In questi giorni, Bort e Oss hanno sponsorizzato l’avvio della campagna elettorale di Ivo Tarolli, parlamentare del centro-destra: alla manifestazione, nell’elegante Sala del Falconetto, non erano presenti dieci persone. "Il commerciante, alla sua associazione chiede di essere un sindacato, non un partito" - ci dicono dall’interno della stessa Unione.
Tutto questo ha conseguenze pesanti. Negli ultimissimi anni, un’emorragia di diverse centinaia di iscritti, con intere categorie che sono passate armi e bagagli alla Confesercenti (le Guide e Accompagnatori turistici con 70 associati e l’Associazione Ricevitorie con un centinaio), mentre anche i nuovi imprenditori prediligono l’associazione concorrente.
Le differenze vere emergono quando si affrontano i problemi veri, il che in Trentino, significa competitività del settore. La legge Bersani, che ha liberalizzato il commercio in tutta Italia, è stata recepita in Trentino con gli usuali ritardi di questo difficile momento dell’Autonomia. Ma soprattutto è stata vista come un pericolo, un’insidia; e si è tentato di vararne una versione stravolta, che avrebbe ampliato il divario di concorrenzialità rispetto al vicino Veneto.
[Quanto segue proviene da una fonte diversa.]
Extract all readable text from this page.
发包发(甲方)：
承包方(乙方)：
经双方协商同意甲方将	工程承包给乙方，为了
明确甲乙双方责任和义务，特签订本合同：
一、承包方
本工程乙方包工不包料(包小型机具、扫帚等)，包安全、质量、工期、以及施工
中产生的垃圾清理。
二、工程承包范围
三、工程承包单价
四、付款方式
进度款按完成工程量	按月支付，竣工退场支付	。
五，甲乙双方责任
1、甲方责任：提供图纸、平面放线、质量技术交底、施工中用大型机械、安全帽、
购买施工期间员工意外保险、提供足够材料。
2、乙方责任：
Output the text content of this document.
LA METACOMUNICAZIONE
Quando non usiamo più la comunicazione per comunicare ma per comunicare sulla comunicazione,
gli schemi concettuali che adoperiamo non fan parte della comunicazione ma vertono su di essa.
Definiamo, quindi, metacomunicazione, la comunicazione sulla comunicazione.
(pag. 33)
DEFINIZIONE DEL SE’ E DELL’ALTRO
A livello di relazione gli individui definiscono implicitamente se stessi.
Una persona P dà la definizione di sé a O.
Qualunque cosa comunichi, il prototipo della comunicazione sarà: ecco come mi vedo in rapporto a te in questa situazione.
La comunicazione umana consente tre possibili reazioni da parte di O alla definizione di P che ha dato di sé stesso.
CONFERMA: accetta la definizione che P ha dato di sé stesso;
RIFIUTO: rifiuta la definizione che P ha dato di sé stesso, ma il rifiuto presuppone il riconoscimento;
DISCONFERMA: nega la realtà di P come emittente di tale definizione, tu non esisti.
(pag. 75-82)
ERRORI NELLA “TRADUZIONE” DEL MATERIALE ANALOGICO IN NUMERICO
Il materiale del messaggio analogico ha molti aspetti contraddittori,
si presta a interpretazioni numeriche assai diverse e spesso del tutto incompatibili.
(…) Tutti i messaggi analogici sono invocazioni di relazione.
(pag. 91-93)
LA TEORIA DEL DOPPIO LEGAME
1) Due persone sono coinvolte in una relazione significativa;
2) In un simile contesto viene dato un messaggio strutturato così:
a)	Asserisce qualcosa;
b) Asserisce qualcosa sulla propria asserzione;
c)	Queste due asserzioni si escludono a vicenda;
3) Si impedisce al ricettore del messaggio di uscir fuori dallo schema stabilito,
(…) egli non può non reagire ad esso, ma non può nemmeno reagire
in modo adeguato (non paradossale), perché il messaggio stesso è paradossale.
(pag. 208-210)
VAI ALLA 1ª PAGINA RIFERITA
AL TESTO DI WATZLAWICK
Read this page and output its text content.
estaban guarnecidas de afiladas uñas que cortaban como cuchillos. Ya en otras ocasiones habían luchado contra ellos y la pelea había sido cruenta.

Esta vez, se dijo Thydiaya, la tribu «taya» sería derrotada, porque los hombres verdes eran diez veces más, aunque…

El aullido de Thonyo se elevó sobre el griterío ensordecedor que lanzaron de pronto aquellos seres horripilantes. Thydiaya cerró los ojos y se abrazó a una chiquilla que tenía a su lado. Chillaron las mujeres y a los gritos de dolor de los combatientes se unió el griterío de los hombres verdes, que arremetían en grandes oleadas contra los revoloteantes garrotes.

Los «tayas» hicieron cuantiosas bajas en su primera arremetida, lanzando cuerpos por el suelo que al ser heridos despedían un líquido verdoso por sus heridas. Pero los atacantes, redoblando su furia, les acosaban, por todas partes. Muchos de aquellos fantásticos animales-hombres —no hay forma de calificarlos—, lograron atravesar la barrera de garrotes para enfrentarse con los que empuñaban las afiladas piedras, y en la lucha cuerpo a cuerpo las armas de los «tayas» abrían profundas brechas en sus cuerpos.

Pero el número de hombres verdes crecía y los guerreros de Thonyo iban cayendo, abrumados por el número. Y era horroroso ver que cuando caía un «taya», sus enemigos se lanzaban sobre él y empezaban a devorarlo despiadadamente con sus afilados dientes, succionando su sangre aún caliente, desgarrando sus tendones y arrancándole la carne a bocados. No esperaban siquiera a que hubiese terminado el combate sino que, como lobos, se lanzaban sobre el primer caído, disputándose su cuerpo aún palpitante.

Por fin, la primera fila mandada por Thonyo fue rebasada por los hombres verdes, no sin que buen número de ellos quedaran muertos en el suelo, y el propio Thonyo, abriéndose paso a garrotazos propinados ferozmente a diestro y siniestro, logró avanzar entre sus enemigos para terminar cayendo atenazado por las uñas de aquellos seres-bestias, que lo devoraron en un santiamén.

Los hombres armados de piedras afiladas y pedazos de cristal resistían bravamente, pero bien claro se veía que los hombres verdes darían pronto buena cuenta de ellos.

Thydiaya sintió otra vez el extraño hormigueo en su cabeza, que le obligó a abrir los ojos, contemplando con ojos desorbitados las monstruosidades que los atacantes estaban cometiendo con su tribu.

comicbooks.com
La Confcommercio a livello nazionale si è scagliata contro la riforma, il presidente Billè si è esibito in un tour di protesta in pullman, che naturalmente è approdato anche a Trento; dove ha trovato accoglienze trionfali da parte dei culi di pietra, ma freddissime dalla base, che giustamente sospettava in questa opposizione durissima delle strumentali motivazioni politiche; e che viceversa si chiedeva se non era proprio un’accorta liberalizzazione lo strumento per attrezzarsi nei confronti della grande distribuzione internazionale. E analogamente in Trentino: l’Unione ha ripetutamente lanciato grida di sdegno per le bozze di riforma partorite a Piazza Dante, ma non ha mai presentato uno straccio di progetto credibile. Dando l’impressione di cercare di ovviare con il frastuono alla mancanza di idee.
La Confesercenti invece è apparsa (anche in seguito a una campagna con tanto di inserzioni pubblicitarie) come il baluardo della piccola distribuzione, contrapposta alla grande. E forse è una posizione che può rendere nell’immediato; ma siamo sicuri che sia lungimirante?
"E’ una visione un po’ distorta - ci risponde De Carli - Abbiamo elaborato due tendenze. Da una parte a distinguere all’interno della grande distribuzione: non in termini di metri quadri, ma di proposta del prodotto. C’è una grande distribuzione legata al territorio, al prodotto della zona, come da noi Sait, Poli, Orvea; e ce n’è un’altra, quella multinazionale dei discount, che deprime il prodotto, banalizza il consumo e lo porta verso il basso. Con la prima si possono sviluppare intese, progetti comuni; con la seconda ovviamente no.
C’è poi il discorso delle opportunità della Bersani. Secondo noi si deve passare dal principio ‘mettiamo le regole per tutelare il piccolo’ al suo contrario: ‘togliamo le regole per tutelare il piccolo’. Le grandi aziende mettono in gioco meccanismi che le regole le aggirano; il piccolo imprenditore invece deve poter sfruttare in pieno la sua inventiva, la sua passione, senza ostacoli di tabelle merceologiche, licenze, e anche orari. E così sulle svendite: fatti salvi alcuni limitatissimi periodi come quello natalizio, o gli avvisi-truffa, siamo dell’opinione che sia bene che ognuno faccia la politica commerciale che vuole."